• Katrine Leander Sørensen
  • Rasmus Kragh Nielsen
  • Daniel Simonsen
Cerebral ischemia is caused by occlusion of the vascular supply in a local region of the brain, and 85 % of all strokes are ischemic of nature. One of the major consequences of ischemic stroke is motor dysfunction such as a decrease in the walking ability. In relation to rehabilitation post stroke, two terms are used "true recovery", implying restoration of the neurological circuitry, and "behavioral compensation", implying alterations of the neurological circuitry, which was in place pre stroke. The aim of rehabilitative training is to obtain the largest possible degree of "true recovery" , and has previously been related to the onset time of rehabilitation. The aim of the present study was to investigate the effects of ischemic stroke and onset of subsequent rehabilitation related to gait function in rats, by development and utilisation of a novel rat model of ischemic stroke. Nine male Spraque-Dawley rats (350 - 400 g) were instrumented with a 16-channel intracortical (IC) electrode array. Stroke was induced by the photothrombosis method, within the hindlimb area of the left hemisphere, and rehabilitation consisted of a repetitive training paradigm over 28 days, initiated on day one and seven for intervention group 1 and 2, respectively.
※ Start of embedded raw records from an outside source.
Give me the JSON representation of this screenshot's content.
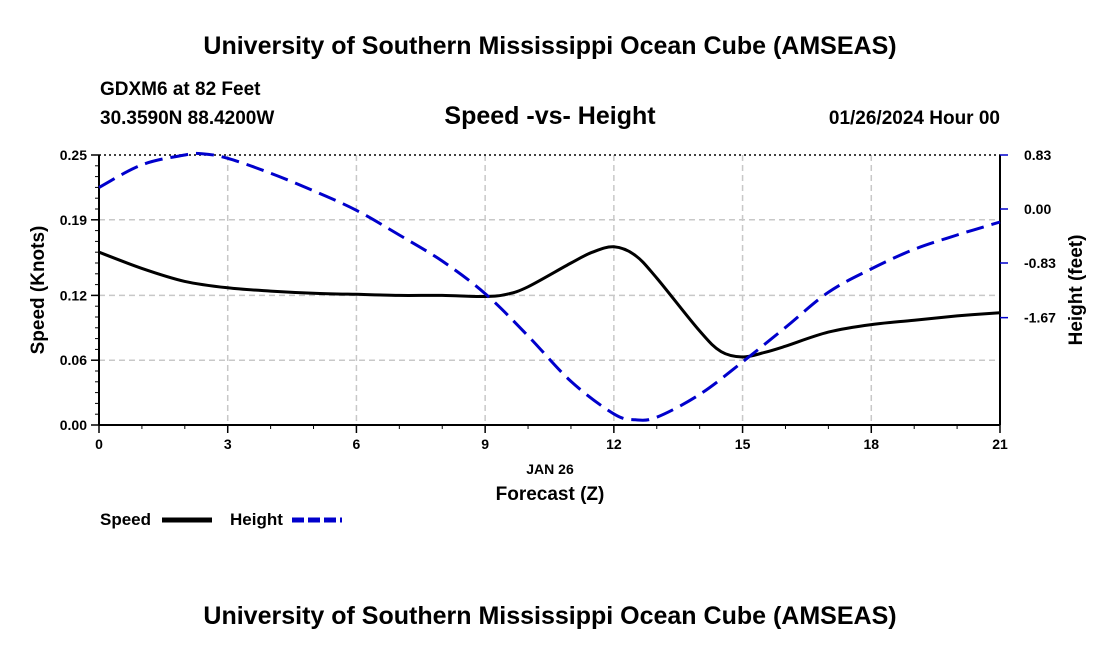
{
  "header": {
    "title": "University of Southern Mississippi Ocean Cube (AMSEAS)",
    "station": "GDXM6 at 82 Feet",
    "coords": "30.3590N  88.4200W",
    "datetime": "01/26/2024 Hour 00",
    "footer_title": "University of Southern Mississippi Ocean Cube (AMSEAS)"
  },
  "chart_data": {
    "type": "line",
    "title": "Speed -vs- Height",
    "xlabel_date": "JAN 26",
    "xlabel": "Forecast (Z)",
    "ylabel": "Speed (Knots)",
    "y2label": "Height (feet)",
    "xlim": [
      0,
      21
    ],
    "ylim": [
      0,
      0.25
    ],
    "y2lim": [
      -3.32,
      0.83
    ],
    "grid": true,
    "x_ticks": [
      "0",
      "3",
      "6",
      "9",
      "12",
      "15",
      "18",
      "21"
    ],
    "y_ticks": [
      "0.00",
      "0.06",
      "0.12",
      "0.19",
      "0.25"
    ],
    "y2_ticks": [
      "0.83",
      "0.00",
      "-0.83",
      "-1.67"
    ],
    "y2_tick_values": [
      0.83,
      0.0,
      -0.83,
      -1.67
    ],
    "series": [
      {
        "name": "Speed",
        "axis": "left",
        "color": "#000000",
        "style": "solid",
        "x": [
          0,
          1,
          2,
          3,
          4,
          5,
          6,
          7,
          8,
          9,
          9.5,
          10,
          11,
          11.5,
          12,
          12.5,
          13,
          14,
          14.5,
          15,
          15.5,
          16,
          17,
          18,
          19,
          20,
          21
        ],
        "values": [
          0.16,
          0.145,
          0.133,
          0.127,
          0.124,
          0.122,
          0.121,
          0.12,
          0.12,
          0.119,
          0.121,
          0.128,
          0.15,
          0.16,
          0.165,
          0.157,
          0.136,
          0.087,
          0.068,
          0.063,
          0.067,
          0.073,
          0.086,
          0.093,
          0.097,
          0.101,
          0.104
        ]
      },
      {
        "name": "Height",
        "axis": "right",
        "color": "#0000cc",
        "style": "dashed",
        "x": [
          0,
          1,
          2,
          2.4,
          3,
          4,
          5,
          6,
          7,
          8,
          9,
          10,
          11,
          12,
          12.5,
          13,
          14,
          15,
          16,
          17,
          18,
          19,
          20,
          21
        ],
        "values": [
          0.33,
          0.68,
          0.83,
          0.85,
          0.78,
          0.55,
          0.28,
          -0.02,
          -0.4,
          -0.8,
          -1.3,
          -1.95,
          -2.65,
          -3.15,
          -3.24,
          -3.2,
          -2.85,
          -2.35,
          -1.82,
          -1.28,
          -0.92,
          -0.62,
          -0.4,
          -0.2
        ]
      }
    ]
  }
}
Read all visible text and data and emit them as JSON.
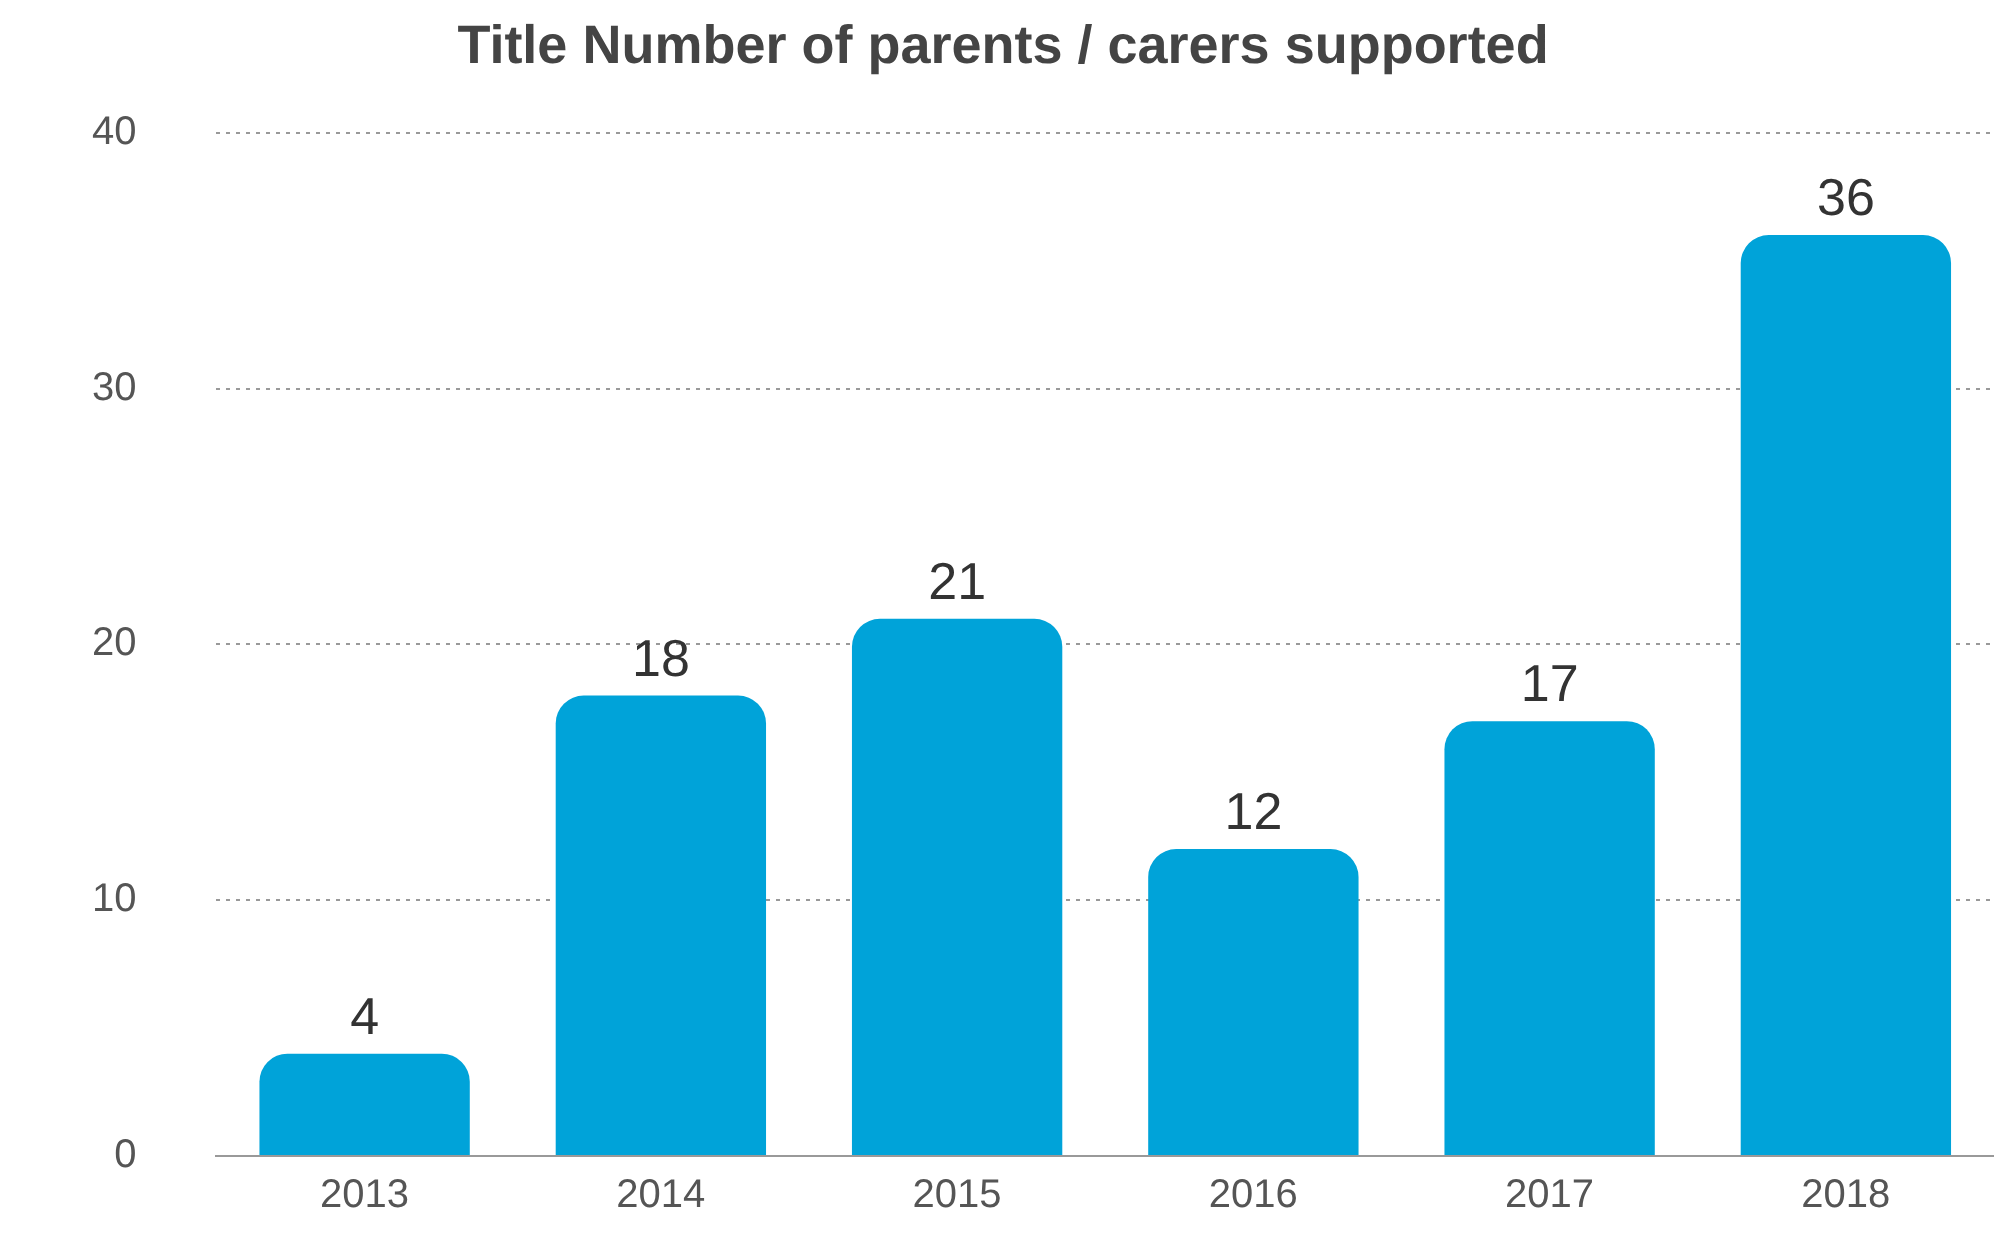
{
  "chart_data": {
    "type": "bar",
    "title": "Title Number of parents / carers supported",
    "categories": [
      "2013",
      "2014",
      "2015",
      "2016",
      "2017",
      "2018"
    ],
    "values": [
      4,
      18,
      21,
      12,
      17,
      36
    ],
    "color": "#00a3d9",
    "ylim": [
      0,
      40
    ],
    "yticks": [
      0,
      10,
      20,
      30,
      40
    ],
    "grid": "y",
    "data_labels": true
  }
}
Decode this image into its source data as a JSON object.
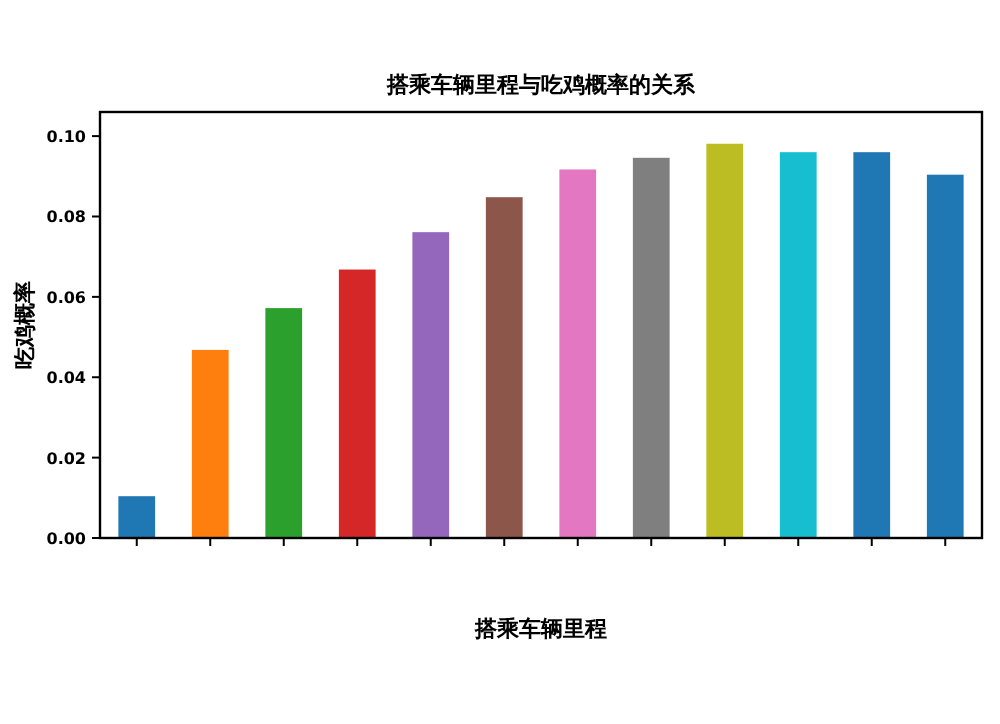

Data were obtained from IC microstimulation tests, treadmill walking tests, and beam walking tests. Results revealed an expansion of the hindlimb representation, and an increased firing rate modulation size post stroke for intervention group 1, but not for intervention group 2. Residuals and centre of gravity for marker trajectories revealed a significant change pre to post stroke for both intervention groups. Results from the beam walking test showed functional performance deficits, which though returned to baseline level. The results from the present study emphasise the existence of a critical period. In conclusion, the results indicate that rehabilitation onset time within the critical period is related to a higher degree of "true recovery". Further, a novel rat model of ischemic stroke was successfully developed.